A referral card system was paired with the ‘Birth Spacing Card’. All women who expressed interest in discussing family planning further received a referral card to take to the Family Planning Unit. These were designed to be discreet to pass between provider and client to maintain confidentiality. Referral cards acted as a physical reminder to the client to follow up on their family planning interest. They also indicated to providers at the Family Planning Unit of the hospital that the client had already received some family planning guidance and could receive a streamlined version of standard counseling.
Finally, all providers received a ‘Method Information Booklet’ as a reference tool to answer more complex questions about contraceptive method use and provision.
Data Collection
The surveying team obtained written, informed consent to participate from all clients and providers who participated in the study. All data was collected using the SurveyCTO system unless otherwise stated. All surveys and tests took place in private areas of the facilities where clients and providers could not be overheard, or via mobile phone.
Surveying Approach
Clients
The implementation team used the SurveyCTO platform to deliver structured questionnaires to clients at each of the target facilities. Clients were surveyed after they had received care, but before they left that unit of the hospital. At the end of these questionnaires, clients were asked if they would be willing to share their mobile phone number and answer a short follow-up call 14 days later. Follow-up phone surveying was included based on feedback received from local stakeholders during the intervention design. Stakeholders shared that women often take time to consult with their husbands or other family members before beginning a family planning method, and that delayed surveying would capture such uptake.
Questions at baseline and endline day-of surveying focused on assessing the following: demographic characteristics; current contraceptive use and attitudes; quality and structure of family planning counseling as part of routine care; and plans and preferences for contraceptive uptake. Surveys delivered via phone at the 14-day phone follow-up were substantially briefer. These focused on current and intended contraceptive use alongside reasons for non-use.
Due to issues with client flow at some of the intervention facilities, some baseline surveying was delivered over the phone rather than in person. These phone surveys used the same questionnaire structure and approach as the in-person surveying.
Data analysis
We used Pearson’s chi-squared test to evaluate our primary hypothesis: postpartum women in the post-intervention group will have a higher level of current and intended modern contraceptive use than postpartum women in the pre-intervention group across both intervention packages. When samples were small, Fisher’s exact test was used.
Pearson’s chi-squared test was also used to evaluate the knowledge differences between pre- and post-intervention groups across the two arms.
Analyses were completed in R (version 4.3.2).

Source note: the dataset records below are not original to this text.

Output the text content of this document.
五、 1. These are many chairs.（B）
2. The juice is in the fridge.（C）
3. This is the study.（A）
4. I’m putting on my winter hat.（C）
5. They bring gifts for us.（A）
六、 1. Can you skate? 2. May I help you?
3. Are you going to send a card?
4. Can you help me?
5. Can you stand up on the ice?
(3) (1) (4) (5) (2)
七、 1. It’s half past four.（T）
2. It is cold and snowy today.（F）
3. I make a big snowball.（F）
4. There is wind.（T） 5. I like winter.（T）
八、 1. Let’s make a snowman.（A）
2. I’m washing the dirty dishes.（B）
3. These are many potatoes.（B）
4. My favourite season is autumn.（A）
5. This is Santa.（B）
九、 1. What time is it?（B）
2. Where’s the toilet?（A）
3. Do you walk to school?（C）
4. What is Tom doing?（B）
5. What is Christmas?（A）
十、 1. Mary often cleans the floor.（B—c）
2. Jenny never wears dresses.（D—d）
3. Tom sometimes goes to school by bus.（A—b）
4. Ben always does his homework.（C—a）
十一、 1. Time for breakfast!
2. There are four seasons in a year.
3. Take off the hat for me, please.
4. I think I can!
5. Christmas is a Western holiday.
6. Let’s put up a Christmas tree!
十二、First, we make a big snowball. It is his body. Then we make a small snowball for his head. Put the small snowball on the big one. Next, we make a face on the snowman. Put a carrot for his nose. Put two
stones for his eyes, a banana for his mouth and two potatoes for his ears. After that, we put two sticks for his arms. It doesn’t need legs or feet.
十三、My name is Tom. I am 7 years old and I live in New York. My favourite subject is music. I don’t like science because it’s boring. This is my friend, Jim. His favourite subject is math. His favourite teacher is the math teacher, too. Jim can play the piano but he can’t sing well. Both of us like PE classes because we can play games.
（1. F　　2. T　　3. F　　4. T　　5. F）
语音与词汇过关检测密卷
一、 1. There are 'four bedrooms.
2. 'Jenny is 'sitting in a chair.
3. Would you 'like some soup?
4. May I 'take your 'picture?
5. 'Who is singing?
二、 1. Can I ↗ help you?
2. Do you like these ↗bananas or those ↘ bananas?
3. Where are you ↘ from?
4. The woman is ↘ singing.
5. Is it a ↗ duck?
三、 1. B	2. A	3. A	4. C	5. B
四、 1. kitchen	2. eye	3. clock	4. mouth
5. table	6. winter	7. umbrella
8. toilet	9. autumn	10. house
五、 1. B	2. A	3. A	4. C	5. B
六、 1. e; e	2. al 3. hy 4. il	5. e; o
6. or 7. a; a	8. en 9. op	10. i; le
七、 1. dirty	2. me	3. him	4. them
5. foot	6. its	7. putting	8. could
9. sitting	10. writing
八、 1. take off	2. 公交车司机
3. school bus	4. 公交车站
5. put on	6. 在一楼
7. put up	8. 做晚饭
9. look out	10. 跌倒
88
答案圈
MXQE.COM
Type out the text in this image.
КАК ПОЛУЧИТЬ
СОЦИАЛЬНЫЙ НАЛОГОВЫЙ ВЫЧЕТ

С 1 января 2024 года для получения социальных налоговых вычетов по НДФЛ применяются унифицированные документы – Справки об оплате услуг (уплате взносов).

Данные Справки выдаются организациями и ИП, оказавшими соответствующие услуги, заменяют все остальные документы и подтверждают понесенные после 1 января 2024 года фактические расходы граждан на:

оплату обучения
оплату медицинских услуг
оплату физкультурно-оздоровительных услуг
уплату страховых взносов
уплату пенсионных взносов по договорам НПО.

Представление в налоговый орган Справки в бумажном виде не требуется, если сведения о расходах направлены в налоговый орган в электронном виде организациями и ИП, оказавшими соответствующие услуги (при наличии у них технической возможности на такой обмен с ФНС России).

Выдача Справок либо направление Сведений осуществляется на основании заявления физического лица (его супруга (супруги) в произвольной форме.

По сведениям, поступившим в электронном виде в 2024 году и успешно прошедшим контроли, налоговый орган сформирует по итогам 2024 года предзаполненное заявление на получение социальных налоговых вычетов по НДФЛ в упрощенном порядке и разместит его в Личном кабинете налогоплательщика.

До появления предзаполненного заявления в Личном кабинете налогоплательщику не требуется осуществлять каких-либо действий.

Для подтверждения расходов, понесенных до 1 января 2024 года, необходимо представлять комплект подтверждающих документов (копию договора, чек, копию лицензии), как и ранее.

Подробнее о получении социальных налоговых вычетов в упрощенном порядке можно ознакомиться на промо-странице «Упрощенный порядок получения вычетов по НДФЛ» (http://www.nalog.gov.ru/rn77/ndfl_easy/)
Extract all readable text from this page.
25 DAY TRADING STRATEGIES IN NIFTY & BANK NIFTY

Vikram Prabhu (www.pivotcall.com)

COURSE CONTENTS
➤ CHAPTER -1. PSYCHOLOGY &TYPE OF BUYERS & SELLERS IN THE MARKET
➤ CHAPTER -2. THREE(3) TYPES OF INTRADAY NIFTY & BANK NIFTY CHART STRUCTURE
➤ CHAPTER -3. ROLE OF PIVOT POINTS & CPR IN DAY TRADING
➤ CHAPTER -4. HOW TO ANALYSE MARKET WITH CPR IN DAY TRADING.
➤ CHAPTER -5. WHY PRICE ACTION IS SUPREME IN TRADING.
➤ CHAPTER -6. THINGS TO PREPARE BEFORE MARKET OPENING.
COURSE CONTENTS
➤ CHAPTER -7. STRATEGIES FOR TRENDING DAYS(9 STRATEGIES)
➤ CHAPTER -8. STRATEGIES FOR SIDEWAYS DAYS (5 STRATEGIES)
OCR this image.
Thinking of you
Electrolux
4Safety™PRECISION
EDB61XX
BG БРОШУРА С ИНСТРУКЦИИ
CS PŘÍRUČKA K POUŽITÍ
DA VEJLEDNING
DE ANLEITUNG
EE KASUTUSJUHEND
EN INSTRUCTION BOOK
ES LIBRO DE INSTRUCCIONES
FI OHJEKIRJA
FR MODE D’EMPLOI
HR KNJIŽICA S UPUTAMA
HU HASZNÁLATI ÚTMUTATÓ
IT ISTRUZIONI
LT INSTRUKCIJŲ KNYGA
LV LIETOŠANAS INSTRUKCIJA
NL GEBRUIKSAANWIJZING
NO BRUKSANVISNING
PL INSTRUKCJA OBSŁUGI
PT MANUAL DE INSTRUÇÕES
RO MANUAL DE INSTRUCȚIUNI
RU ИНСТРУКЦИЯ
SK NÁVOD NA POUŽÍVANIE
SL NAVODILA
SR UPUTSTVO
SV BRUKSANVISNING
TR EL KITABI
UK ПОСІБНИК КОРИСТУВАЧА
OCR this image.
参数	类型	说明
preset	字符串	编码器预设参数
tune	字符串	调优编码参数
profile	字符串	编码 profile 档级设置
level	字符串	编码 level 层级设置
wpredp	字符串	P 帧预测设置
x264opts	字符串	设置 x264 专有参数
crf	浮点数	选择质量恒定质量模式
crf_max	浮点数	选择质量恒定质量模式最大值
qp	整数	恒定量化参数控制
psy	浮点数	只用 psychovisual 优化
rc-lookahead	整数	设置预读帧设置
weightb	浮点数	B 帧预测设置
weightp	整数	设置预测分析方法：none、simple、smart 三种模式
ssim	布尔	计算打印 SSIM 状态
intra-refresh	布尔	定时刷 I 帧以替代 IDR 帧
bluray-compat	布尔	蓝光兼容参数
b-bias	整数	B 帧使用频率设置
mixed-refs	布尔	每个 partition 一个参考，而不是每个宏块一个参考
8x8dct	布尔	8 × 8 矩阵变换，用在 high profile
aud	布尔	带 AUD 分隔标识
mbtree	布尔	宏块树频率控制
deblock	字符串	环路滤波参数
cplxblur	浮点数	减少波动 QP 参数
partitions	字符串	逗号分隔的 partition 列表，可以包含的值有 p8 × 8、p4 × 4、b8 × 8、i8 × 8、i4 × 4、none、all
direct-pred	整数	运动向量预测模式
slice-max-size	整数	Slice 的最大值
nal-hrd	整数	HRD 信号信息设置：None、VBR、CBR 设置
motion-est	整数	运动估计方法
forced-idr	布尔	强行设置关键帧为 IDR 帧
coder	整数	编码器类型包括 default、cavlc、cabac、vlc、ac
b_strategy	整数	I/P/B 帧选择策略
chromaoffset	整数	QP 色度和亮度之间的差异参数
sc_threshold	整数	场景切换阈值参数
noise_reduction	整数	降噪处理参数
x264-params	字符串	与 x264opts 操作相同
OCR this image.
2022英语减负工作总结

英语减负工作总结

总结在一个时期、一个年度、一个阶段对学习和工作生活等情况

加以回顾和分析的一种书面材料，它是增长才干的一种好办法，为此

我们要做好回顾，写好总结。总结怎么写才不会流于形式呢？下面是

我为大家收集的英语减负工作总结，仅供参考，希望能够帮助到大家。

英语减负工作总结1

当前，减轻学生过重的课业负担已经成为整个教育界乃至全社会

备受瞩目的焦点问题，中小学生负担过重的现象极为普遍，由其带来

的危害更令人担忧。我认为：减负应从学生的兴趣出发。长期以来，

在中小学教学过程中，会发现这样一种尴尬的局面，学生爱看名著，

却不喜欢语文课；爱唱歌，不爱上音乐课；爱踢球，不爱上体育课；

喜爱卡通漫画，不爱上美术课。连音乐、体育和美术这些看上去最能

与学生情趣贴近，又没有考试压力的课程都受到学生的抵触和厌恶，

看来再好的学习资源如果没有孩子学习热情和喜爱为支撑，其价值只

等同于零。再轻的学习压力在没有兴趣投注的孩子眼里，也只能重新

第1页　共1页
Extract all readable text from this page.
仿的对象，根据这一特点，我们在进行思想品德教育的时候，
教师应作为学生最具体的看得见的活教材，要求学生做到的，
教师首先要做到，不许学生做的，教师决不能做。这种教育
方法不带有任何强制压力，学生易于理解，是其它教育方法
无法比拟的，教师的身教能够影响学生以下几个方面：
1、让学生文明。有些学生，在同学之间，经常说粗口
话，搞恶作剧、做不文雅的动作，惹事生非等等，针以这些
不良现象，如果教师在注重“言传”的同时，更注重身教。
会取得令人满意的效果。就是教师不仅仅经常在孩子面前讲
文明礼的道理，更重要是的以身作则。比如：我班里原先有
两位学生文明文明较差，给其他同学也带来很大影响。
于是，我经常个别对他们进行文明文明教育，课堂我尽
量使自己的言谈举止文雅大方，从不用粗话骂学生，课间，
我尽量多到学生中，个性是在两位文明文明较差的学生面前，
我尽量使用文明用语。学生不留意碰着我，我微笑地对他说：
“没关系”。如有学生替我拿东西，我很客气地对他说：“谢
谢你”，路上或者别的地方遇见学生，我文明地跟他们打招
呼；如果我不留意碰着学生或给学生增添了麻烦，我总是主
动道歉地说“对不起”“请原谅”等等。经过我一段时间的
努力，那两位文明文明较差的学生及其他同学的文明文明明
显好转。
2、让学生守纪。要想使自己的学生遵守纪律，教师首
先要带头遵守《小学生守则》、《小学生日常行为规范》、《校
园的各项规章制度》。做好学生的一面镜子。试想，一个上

Ethics approval and consent to participate
The study’s authors received ethical approval from the Navrongo Health Research Centre Institutional Review Board to undertake this research. The project team also engaged the Regional Health Directorate of the Ghana Health Service in the design and delivery of the intervention. The study was conducted in accordance with the ethical standards set forth in the Belmont Report. Participants were informed of their voluntary participation in the study and were free to withhold answers at any time. They were also free to withdraw at any time without any consequences. Their consent was obtained before the commencement of the interviews and any data collection.